Shoes on Sale’s popular “Best in Shoes” contest will return this year. A panel of judges including designer Sam Edelman, Nine West creative director Fred Allard and Louise Camuto, president of marketing for Camuto Group, will award prizes to attendees in several style categories. Miss USA Alyssa Campanella will host this portion of the evening.
The event will wrap up with an after-party at 9 p.m., featuring dessert, drinks and dancing. “It will have a bit of a nightclub atmosphere, with a live band,” Moore said. “This is the first time we have organized an official after-party, so we will see how it goes.”
Throughout the evening, guests can shop for half-priced footwear in the newly designed salon area. “We’re updating the room with new furniture and décor to give it more of an elegant, French salon feel,” Moore said. The merchandise selection will focus on higher-end labels, as well as brands from Camuto Group, which this year joins Nine West and Brown Shoe Co. as a Special Pink Benefactor, donating money and footwear inventory valued in excess of $500,000.
And for the second year, QVC’s Shoes on Sale broadcast will air two days after the New York party. Moore said the change proved successful last year and even resulted in a slight increase in sales.

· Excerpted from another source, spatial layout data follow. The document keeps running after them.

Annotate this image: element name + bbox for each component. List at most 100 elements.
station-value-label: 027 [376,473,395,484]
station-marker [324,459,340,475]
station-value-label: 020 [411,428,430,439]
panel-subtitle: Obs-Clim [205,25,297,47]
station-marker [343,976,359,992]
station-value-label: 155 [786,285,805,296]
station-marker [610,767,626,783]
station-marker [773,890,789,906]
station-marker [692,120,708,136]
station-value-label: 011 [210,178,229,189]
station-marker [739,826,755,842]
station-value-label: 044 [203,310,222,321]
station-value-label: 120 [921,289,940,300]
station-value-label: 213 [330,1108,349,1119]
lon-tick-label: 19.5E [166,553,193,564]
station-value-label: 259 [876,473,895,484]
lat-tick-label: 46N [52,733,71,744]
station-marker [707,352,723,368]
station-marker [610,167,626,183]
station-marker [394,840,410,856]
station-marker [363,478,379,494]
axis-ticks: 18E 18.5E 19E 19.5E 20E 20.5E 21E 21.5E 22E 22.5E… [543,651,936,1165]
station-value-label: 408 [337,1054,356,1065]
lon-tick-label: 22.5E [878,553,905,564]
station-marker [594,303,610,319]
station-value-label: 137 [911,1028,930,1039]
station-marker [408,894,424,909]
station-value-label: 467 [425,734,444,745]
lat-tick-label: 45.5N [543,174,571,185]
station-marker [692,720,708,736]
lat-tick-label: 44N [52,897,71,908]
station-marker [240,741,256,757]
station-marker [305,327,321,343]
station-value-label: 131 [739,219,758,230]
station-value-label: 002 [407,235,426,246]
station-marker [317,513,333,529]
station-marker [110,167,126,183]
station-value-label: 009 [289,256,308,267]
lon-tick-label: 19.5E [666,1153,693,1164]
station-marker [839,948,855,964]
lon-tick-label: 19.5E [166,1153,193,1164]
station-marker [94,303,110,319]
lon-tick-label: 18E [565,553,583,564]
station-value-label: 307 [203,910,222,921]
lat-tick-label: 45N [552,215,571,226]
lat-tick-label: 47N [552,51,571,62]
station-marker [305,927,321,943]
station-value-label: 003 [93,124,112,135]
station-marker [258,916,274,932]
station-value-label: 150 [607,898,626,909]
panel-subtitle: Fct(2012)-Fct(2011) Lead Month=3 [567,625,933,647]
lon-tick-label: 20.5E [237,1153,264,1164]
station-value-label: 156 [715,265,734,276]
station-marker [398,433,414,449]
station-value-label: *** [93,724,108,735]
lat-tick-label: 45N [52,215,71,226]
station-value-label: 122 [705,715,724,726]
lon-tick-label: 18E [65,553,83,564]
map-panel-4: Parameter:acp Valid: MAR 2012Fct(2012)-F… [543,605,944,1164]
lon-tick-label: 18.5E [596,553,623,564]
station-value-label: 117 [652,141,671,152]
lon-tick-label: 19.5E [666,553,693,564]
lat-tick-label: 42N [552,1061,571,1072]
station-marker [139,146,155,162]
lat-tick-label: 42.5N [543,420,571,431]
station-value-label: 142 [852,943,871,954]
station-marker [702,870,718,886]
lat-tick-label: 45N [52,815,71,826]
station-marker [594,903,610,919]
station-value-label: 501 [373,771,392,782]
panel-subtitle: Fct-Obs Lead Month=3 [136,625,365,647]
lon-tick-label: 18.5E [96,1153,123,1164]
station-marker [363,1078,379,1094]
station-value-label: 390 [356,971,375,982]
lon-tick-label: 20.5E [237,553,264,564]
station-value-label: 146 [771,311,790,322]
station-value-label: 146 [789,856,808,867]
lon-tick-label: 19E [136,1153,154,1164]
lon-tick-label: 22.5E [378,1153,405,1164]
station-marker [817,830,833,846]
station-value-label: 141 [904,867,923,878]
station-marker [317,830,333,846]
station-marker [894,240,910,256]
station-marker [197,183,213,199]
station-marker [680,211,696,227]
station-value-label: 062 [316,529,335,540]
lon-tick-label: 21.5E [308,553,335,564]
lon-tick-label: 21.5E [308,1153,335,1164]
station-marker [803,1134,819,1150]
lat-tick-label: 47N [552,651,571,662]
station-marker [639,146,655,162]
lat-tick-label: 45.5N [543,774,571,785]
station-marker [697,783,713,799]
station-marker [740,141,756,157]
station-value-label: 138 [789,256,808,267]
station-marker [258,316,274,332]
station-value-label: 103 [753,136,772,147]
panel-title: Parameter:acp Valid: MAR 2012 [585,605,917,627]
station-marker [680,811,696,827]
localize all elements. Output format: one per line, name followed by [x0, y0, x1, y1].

But more important, it allowed for a larger charitable contribution.
“It’s very costly for QVC to bring cameras and a big production crew to New York to broadcast the event live,” Moore said. “By QVC doing the show from its own studios [in West Chester, Pa.], it leaves us with that much more money to donate to the cause.”
Mike George, QVC’s CEO, said the two-day gap also gives the network more time to promote the event. “We use our [online] community forums and other social networking tools to build up interest through the Thursday event and then actually draw more [viewers] to the Saturday-night broadcast,” he said. “Our program host will be at the [gala in New York], tweeting and [posting] on Facebook about her experience.”

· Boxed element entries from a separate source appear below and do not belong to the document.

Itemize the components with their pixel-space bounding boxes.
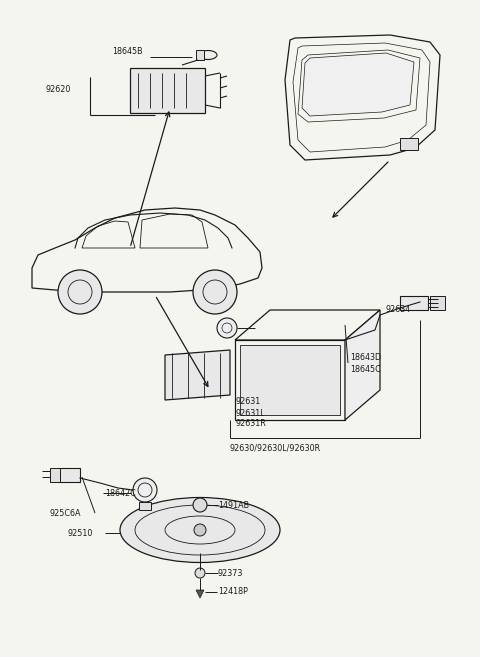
Circle shape xyxy=(193,498,207,512)
Bar xyxy=(400,138,418,150)
Text: 92631L: 92631L xyxy=(235,409,264,417)
Text: 18645C: 18645C xyxy=(350,365,381,374)
Bar xyxy=(400,296,428,310)
Text: 18645B: 18645B xyxy=(112,47,143,57)
Circle shape xyxy=(133,478,157,502)
Polygon shape xyxy=(302,53,414,116)
Text: 18643D: 18643D xyxy=(350,353,381,363)
Polygon shape xyxy=(165,350,230,400)
Circle shape xyxy=(195,568,205,578)
Circle shape xyxy=(217,318,237,338)
Ellipse shape xyxy=(199,51,217,60)
Bar xyxy=(58,468,80,482)
Text: 12418P: 12418P xyxy=(218,587,248,597)
Circle shape xyxy=(193,270,237,314)
Bar xyxy=(240,345,340,415)
Bar xyxy=(430,296,445,310)
Ellipse shape xyxy=(120,497,280,562)
Text: 1491AB: 1491AB xyxy=(218,501,249,509)
Text: 92620: 92620 xyxy=(45,85,71,95)
Bar xyxy=(50,468,60,482)
Circle shape xyxy=(194,524,206,536)
Text: 92373: 92373 xyxy=(218,568,243,578)
Text: 18642C: 18642C xyxy=(105,489,136,497)
Circle shape xyxy=(58,270,102,314)
Bar xyxy=(196,50,204,60)
Bar xyxy=(139,502,151,510)
Text: 92630/92630L/92630R: 92630/92630L/92630R xyxy=(230,443,321,453)
Bar xyxy=(235,340,345,420)
Text: 92631: 92631 xyxy=(235,397,260,407)
Polygon shape xyxy=(196,590,204,598)
Text: 925C6A: 925C6A xyxy=(50,509,82,518)
Text: 92510: 92510 xyxy=(68,528,94,537)
Text: 92631R: 92631R xyxy=(235,420,266,428)
Bar xyxy=(130,68,205,113)
Polygon shape xyxy=(345,310,380,420)
Text: 92634: 92634 xyxy=(385,306,410,315)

Saturday’s three-hour broadcast, scheduled for 6 p.m. to 9 p.m., will feature pre-taped footage of celebrity red-carpet arrivals and interviews, as well as the awards program and entertainment. “Focus groups have shown that viewers really like to see the big party going on in New York. They feel like they are part of it all,” Moore said.
Orman, who counsels consumers on money matters, said the Shoes on Sale shopping event makes it easier for people to give back a little at a time when budgets are tight. “[In this economy], not everybody has the luxury or ability to give money to charity,” she said. “This is a wonderful way for people to support a great cause and help others while getting something for themselves. It also encourages people who aren’t inclined to give to give.”
Now in its 18th year, Shoes on Sale, which to date has raised more than $35 million for cancer research, continues to grow in popularity.
“It’s very rewarding to see how far we’ve come,” Moore said. “Shoes on Sale is one of the biggest viewing and selling nights of the entire year for QVC. The event has really built up over the years. It’s an irresistible combination of half-priced shoes and a great cause.”